Compared to its predecessor, WMC 2.0 introduces optimizations in investor eligibility, participating institutions, qualified investment products, and individual investor quotas.
WMC started its pilot phase in September 2021 under the supervision of regulatory authorities in mainland China, Hong Kong and Macau. As of the end of October this year, WMC has attracted 62,900 retail investors in the GBA, with 44,600 from Hong Kong and Macau and 18,300 from mainland China. There were about 35,500 transactions under WMC, totalling 8.66 billion yuan (US$1.21 billion), according to the latest data from the Guangdong branch of the People's Bank of China.
Under WMC 2.0, the entry threshold for mainland Chinese investors in the southbound trading channel has been reduced from payment of social security or personal income tax for five consecutive years to two years. This relaxation broadens the target customer base, particularly catering to the emerging presence of the younger Generation Z in the investment and wealth management space.
In addition, the retail investor's investment quota has been raised to 3 million yuan from 1 million yuan. For those using both banks and securities firms as investment channels in the pilot programme, each channel now offers a personal quota of 1.5 million yuan.
The range of eligible products has widened as well, with the inclusion of renminbi deposit products distributed by mainland Chinese banks in the northbound trading channel. Additionally, the range of eligible mutual funds investing into securities has been extended from "R1 to R3 risk levels" to "R1 to R4 risk levels", excluding commodity futures funds. Version 2.0 also allows the participation of more securities firms.

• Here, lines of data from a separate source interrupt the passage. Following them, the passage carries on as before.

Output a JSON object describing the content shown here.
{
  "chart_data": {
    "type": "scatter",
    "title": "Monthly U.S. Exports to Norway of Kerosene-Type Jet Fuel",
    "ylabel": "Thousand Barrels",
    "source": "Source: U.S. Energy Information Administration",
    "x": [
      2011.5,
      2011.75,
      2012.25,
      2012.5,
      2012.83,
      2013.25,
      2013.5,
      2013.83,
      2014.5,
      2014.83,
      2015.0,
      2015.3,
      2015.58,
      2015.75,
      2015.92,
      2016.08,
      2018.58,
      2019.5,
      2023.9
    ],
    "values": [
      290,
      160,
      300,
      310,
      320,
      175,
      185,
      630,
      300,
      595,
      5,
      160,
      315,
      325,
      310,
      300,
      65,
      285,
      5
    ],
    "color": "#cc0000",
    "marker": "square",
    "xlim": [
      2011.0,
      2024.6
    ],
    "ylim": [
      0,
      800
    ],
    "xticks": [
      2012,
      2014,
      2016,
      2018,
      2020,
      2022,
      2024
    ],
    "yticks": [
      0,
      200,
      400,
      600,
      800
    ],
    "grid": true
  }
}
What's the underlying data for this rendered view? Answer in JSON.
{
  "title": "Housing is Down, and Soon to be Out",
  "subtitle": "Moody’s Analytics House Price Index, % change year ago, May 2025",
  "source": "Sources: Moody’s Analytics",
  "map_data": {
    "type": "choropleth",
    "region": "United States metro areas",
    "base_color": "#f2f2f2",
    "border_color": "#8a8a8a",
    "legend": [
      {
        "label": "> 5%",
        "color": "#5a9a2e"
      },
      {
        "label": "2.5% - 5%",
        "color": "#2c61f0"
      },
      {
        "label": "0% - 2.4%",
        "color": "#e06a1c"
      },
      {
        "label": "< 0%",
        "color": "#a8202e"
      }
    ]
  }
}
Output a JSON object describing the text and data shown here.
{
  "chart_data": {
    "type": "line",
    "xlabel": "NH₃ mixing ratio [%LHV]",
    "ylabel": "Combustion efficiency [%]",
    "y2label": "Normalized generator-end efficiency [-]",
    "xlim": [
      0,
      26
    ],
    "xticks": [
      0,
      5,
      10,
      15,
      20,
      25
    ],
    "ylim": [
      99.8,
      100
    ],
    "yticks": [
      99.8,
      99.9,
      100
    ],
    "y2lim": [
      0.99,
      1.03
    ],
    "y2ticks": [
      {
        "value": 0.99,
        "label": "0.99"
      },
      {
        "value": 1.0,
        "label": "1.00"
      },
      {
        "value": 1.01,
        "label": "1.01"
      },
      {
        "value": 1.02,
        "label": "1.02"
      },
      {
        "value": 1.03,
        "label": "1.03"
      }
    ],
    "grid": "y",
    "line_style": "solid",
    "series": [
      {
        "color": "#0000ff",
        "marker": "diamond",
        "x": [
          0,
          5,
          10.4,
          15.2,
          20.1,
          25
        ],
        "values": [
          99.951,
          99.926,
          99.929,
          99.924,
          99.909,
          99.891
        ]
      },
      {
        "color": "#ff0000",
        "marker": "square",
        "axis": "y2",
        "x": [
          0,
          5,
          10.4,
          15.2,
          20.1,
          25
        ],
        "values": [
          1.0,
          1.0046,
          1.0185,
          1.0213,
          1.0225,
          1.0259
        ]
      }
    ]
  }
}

The cross-border investment scheme seeks to further energize the wealth management markets in the GBA, strengthening the interconnection between the capital markets of Hong Kong and mainland China and offering more diverse asset allocation opportunities for a broader scope of investors.
By revising relevant regulations, WMC 2.0 seeks to align more closely with the development of the GBA, offering unique opportunities with regulatory support for investors and financial institutions in the area.
For retail investors, the relaxation on the entry thresholds and simplified procedures provide greater flexibility in selecting investment products. Version 2.0 is more able to cater to their demand for cross-border asset allocation.
Banks have already commenced preparations for WMC 2.0 in terms of business development, administration processes, and systems improvement.